Westpac Rate Rise Could Lower House Prices
"Those record low interest rates could be a thing of the past"
Westpac is being slammed for raising interest rates while the official Reserve Bank cash rate remains at a record low, but market experts said the move could help housing affordability in Australia.
Westpac raised its variable mortgage rate by 14 basis points on Wednesday, which the bank said was due to "a sustained increase in wholesale funding costs".
This represents a $35-per-month increase in mortgage repayments on a $300,000 loan.
The RBA's official cash rate has remained steady at 1.5 percent since October 2016, while Westpac in May reported a six percent increase in its half-year profit to $4.25 billion, leading to accusations the bank is simply gouging customers.

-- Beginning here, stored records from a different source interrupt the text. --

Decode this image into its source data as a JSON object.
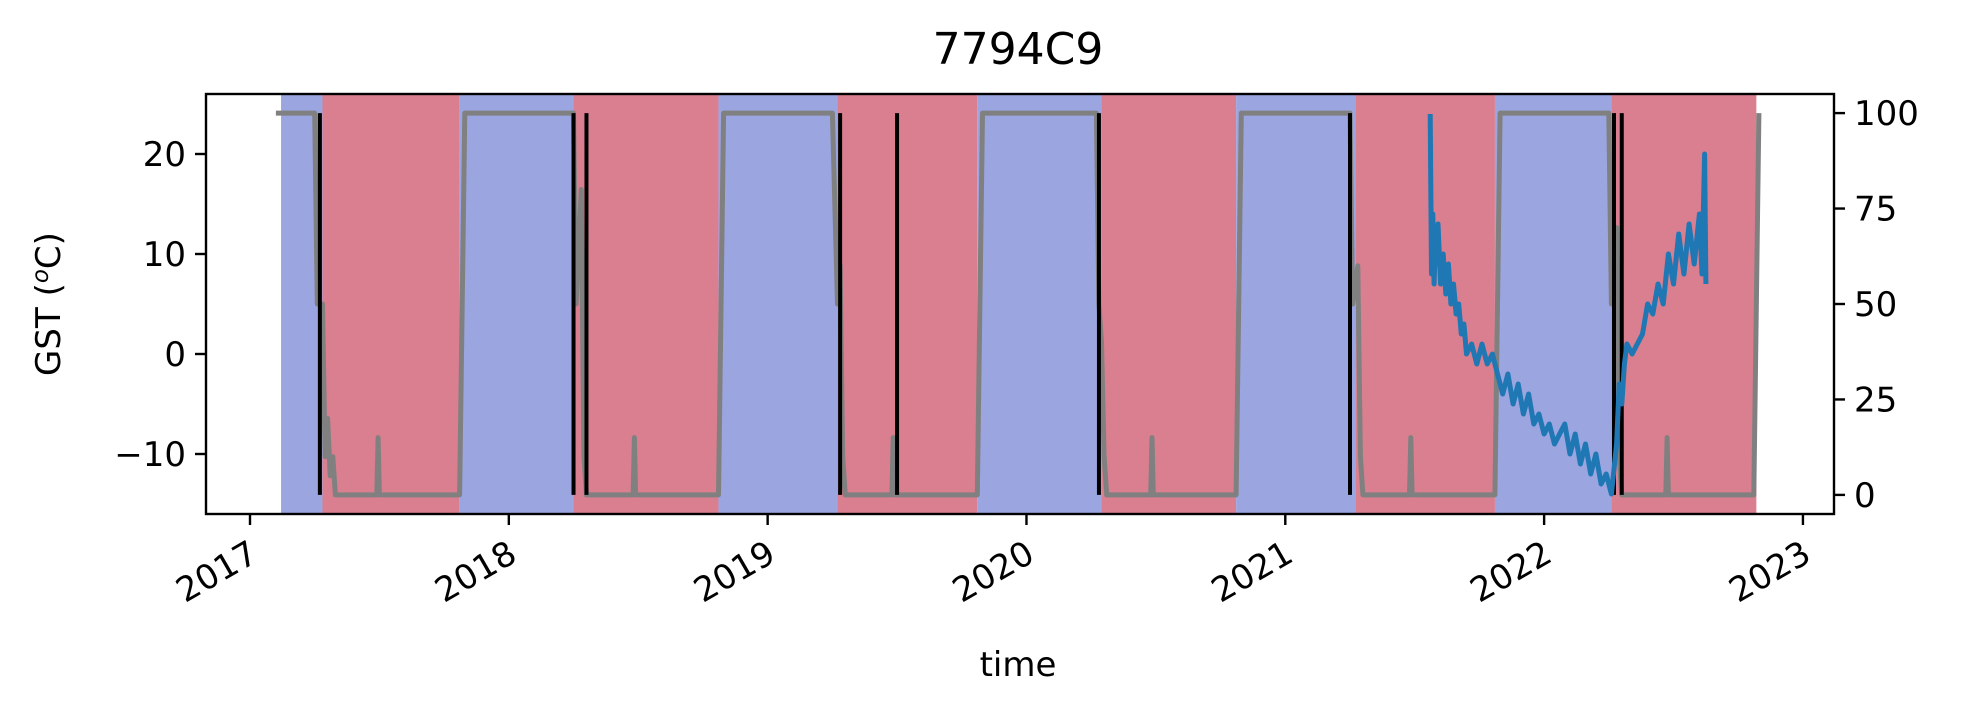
{
  "chart_data": {
    "type": "line",
    "title": "7794C9",
    "xlabel": "time",
    "ylabel_main": "GST (",
    "ylabel_unit_sup": "o",
    "ylabel_unit": "C)",
    "y_left_ticks": [
      "20",
      "10",
      "0",
      "−10"
    ],
    "y_left_tick_values": [
      20,
      10,
      0,
      -10
    ],
    "y_left_range": [
      -16,
      26
    ],
    "y_right_ticks": [
      "100",
      "75",
      "50",
      "25",
      "0"
    ],
    "y_right_tick_values": [
      100,
      75,
      50,
      25,
      0
    ],
    "y_right_range": [
      -5,
      105
    ],
    "x_ticks": [
      "2017",
      "2018",
      "2019",
      "2020",
      "2021",
      "2022",
      "2023"
    ],
    "x_tick_values": [
      2017,
      2018,
      2019,
      2020,
      2021,
      2022,
      2023
    ],
    "x_range": [
      2016.83,
      2023.12
    ],
    "colors": {
      "frozen": "#9ba5e0",
      "thawed": "#da7f90",
      "gst": "#1f77b4",
      "transition": "#000000",
      "fraction": "#808080"
    },
    "season_bands": [
      {
        "start": 2017.12,
        "end": 2017.28,
        "state": "frozen"
      },
      {
        "start": 2017.28,
        "end": 2017.81,
        "state": "thawed"
      },
      {
        "start": 2017.81,
        "end": 2018.25,
        "state": "frozen"
      },
      {
        "start": 2018.25,
        "end": 2018.81,
        "state": "thawed"
      },
      {
        "start": 2018.81,
        "end": 2019.27,
        "state": "frozen"
      },
      {
        "start": 2019.27,
        "end": 2019.81,
        "state": "thawed"
      },
      {
        "start": 2019.81,
        "end": 2020.29,
        "state": "frozen"
      },
      {
        "start": 2020.29,
        "end": 2020.81,
        "state": "thawed"
      },
      {
        "start": 2020.81,
        "end": 2021.27,
        "state": "frozen"
      },
      {
        "start": 2021.27,
        "end": 2021.81,
        "state": "thawed"
      },
      {
        "start": 2021.81,
        "end": 2022.26,
        "state": "frozen"
      },
      {
        "start": 2022.26,
        "end": 2022.82,
        "state": "thawed"
      }
    ],
    "transition_lines": [
      2017.27,
      2018.25,
      2018.3,
      2019.28,
      2019.5,
      2020.28,
      2021.25,
      2022.27,
      2022.3
    ],
    "fraction_series": {
      "name": "",
      "x": [
        2017.1,
        2017.25,
        2017.26,
        2017.28,
        2017.29,
        2017.3,
        2017.31,
        2017.32,
        2017.33,
        2017.49,
        2017.495,
        2017.5,
        2017.81,
        2017.83,
        2018.25,
        2018.26,
        2018.28,
        2018.29,
        2018.3,
        2018.48,
        2018.485,
        2018.49,
        2018.81,
        2018.83,
        2019.25,
        2019.27,
        2019.28,
        2019.29,
        2019.3,
        2019.48,
        2019.485,
        2019.49,
        2019.81,
        2019.83,
        2020.27,
        2020.28,
        2020.29,
        2020.3,
        2020.31,
        2020.48,
        2020.485,
        2020.49,
        2020.81,
        2020.83,
        2021.25,
        2021.26,
        2021.28,
        2021.29,
        2021.3,
        2021.48,
        2021.485,
        2021.49,
        2021.81,
        2021.83,
        2022.25,
        2022.26,
        2022.28,
        2022.29,
        2022.3,
        2022.47,
        2022.475,
        2022.48,
        2022.81,
        2022.83
      ],
      "y": [
        100,
        100,
        50,
        50,
        10,
        20,
        5,
        10,
        0,
        0,
        15,
        0,
        0,
        100,
        100,
        50,
        80,
        10,
        0,
        0,
        15,
        0,
        0,
        100,
        100,
        50,
        60,
        10,
        0,
        0,
        15,
        0,
        0,
        100,
        100,
        50,
        40,
        10,
        0,
        0,
        15,
        0,
        0,
        100,
        100,
        50,
        60,
        10,
        0,
        0,
        15,
        0,
        0,
        100,
        100,
        50,
        70,
        10,
        0,
        0,
        15,
        0,
        0,
        100
      ]
    },
    "gst_series": {
      "name": "",
      "x": [
        2021.56,
        2021.565,
        2021.57,
        2021.575,
        2021.58,
        2021.585,
        2021.59,
        2021.6,
        2021.61,
        2021.62,
        2021.63,
        2021.64,
        2021.65,
        2021.66,
        2021.67,
        2021.68,
        2021.69,
        2021.7,
        2021.72,
        2021.74,
        2021.76,
        2021.78,
        2021.8,
        2021.82,
        2021.84,
        2021.86,
        2021.88,
        2021.9,
        2021.92,
        2021.94,
        2021.96,
        2021.98,
        2022.0,
        2022.02,
        2022.04,
        2022.06,
        2022.08,
        2022.1,
        2022.12,
        2022.14,
        2022.16,
        2022.18,
        2022.2,
        2022.22,
        2022.24,
        2022.26,
        2022.28,
        2022.29,
        2022.3,
        2022.31,
        2022.32,
        2022.34,
        2022.36,
        2022.38,
        2022.4,
        2022.42,
        2022.44,
        2022.46,
        2022.48,
        2022.5,
        2022.52,
        2022.54,
        2022.56,
        2022.58,
        2022.6,
        2022.61,
        2022.62,
        2022.625
      ],
      "y": [
        24,
        8,
        14,
        7,
        12,
        9,
        13,
        7,
        10,
        6,
        9,
        5,
        7,
        4,
        5,
        2,
        3,
        0,
        1,
        -1,
        1,
        -1,
        0,
        -2,
        -4,
        -2,
        -5,
        -3,
        -6,
        -4,
        -7,
        -6,
        -8,
        -7,
        -9,
        -8,
        -7,
        -10,
        -8,
        -11,
        -9,
        -12,
        -10,
        -13,
        -12,
        -14,
        -9,
        -3,
        -5,
        -1,
        1,
        0,
        1,
        2,
        5,
        4,
        7,
        5,
        10,
        7,
        12,
        8,
        13,
        9,
        14,
        8,
        20,
        7
      ]
    }
  }
}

"They have to justify in this environment, when people are really feeling it, why they believe they need to clip that ticket a little harder when people in Australia and their customers are doing it tough," Prime Minister Scott Morrison said.
READ MORE: Westpac To Hike Mortgage Rates
Economist Saul Eslake said when a bank's costs of funding went up -- for instance, if a bank borrows money from an overseas country, and that country's interest rates go up, as has been seen in the United States -- there were tough decisions to be made.
"The choice is lowering profits, lower stockholder returns, or raising rates. Westpac wouldn't have done this lightly, knowing they would get an absolute pasting," he told ten daily.
"They make a lot of money and people ask 'why don't you just wear it?'. But they felt they had to do it, and of course the other banks are going to follow because Westpac has made it easier for them."
Eslake said it has not been uncommon since the global financial crisis for banks to raise interest rates out of cycle with RBA cash rate changes, but suggested if other major banks followed suit, then the RBA could delay any future official rate rise or even decrease rates further.
"The Reserve Bank ultimately cares about the rates borrowers are paying. It takes any movement in the difference between the cash rate and the rate borrowers are paying into account when they make their decisions," he said.
"They've said the next change will be up, but they're in no hurry to raise it. The timeframe for the next raise has been pushed out. If all the banks do what Westpac has done, the RBA could put its rate down."
To the all-important question of impact on house prices, Eslake said Westpac raising rates on its own would have a negligible impact, but wider effects would be felt if other major lenders did the same.
"It will make servicing a mortgage more difficult. But if making that more difficult results in a drop in housing prices, so that prices already dropping do drop some more, it could be a wash," he said.
"Most people think rates at record lows means housing affordability improves, but what has the record low meant for house prices? Most of the benefits of lower rates have gone to people who already own houses."
Australian homebuyers, particularly in major cities Sydney and Melbourne, have been faced with skyrocketing house prices in recent years. In January, the annual Demographia International Housing Affordability Survey found Australia had the third most unaffordable major housing market in the world, with median house prices in Sydney found to be nearly 13 times the median income, and in Melbourne nine times the median income.
Tim Lawless, executive research director with property market analyst CoreLogic, said the Westpac move could be the first step in wider changes to the housing market.
"It will probably have a positive effect on housing affordability, a dampening effect on prices. But serviceability is different, as mortgages will rise," he told ten daily.
"Affordability is already challenging in markets like Sydney and Melbourne, and first homebuyers would welcome some downward pressure. That's the silver lining. But rates edging higher outside official cash rate changes suggests those record low rates could be a thing of the past. Most people have expected a rate rise and this is potentially a sign of things to come."
Both Lawless and Eslake predicted wider housing price reductions in coming months.
"Higher mortgage rates will place downward pressure on housing prices, and further pressure on prices which are already falling in most cities," Lawless said.
"People might say rate rises could make housing affordability worse, but it could moderate the demand and have the opposite effect, or the two could even out," Eslake said.
"People typically say low rates are good for homeowners but ownership rates have gone down as interest rates have gone down."
But while rate rises might cool the housing market generally, there's still not much good news for aspiring first homebuyers.
"From a first homebuyer standpoint, whatever benefit lower interest rates have are more than offset by increases in house prices. Lower interest rates don't help you with a deposit, actually it makes it even harder because you get less interest on your savings," Eslake said.
Lawless said the news was "mixed" for aspiring home owners.
"The biggest barrier for first homebuyers isn't paying a mortgage, it’s getting foot in the door with a deposit and funding the stamp duty payment," he said.
"With rates where they are, mortgages are still low, it shouldn't affect first homebuyers that much. Their biggest barrier is the deposit."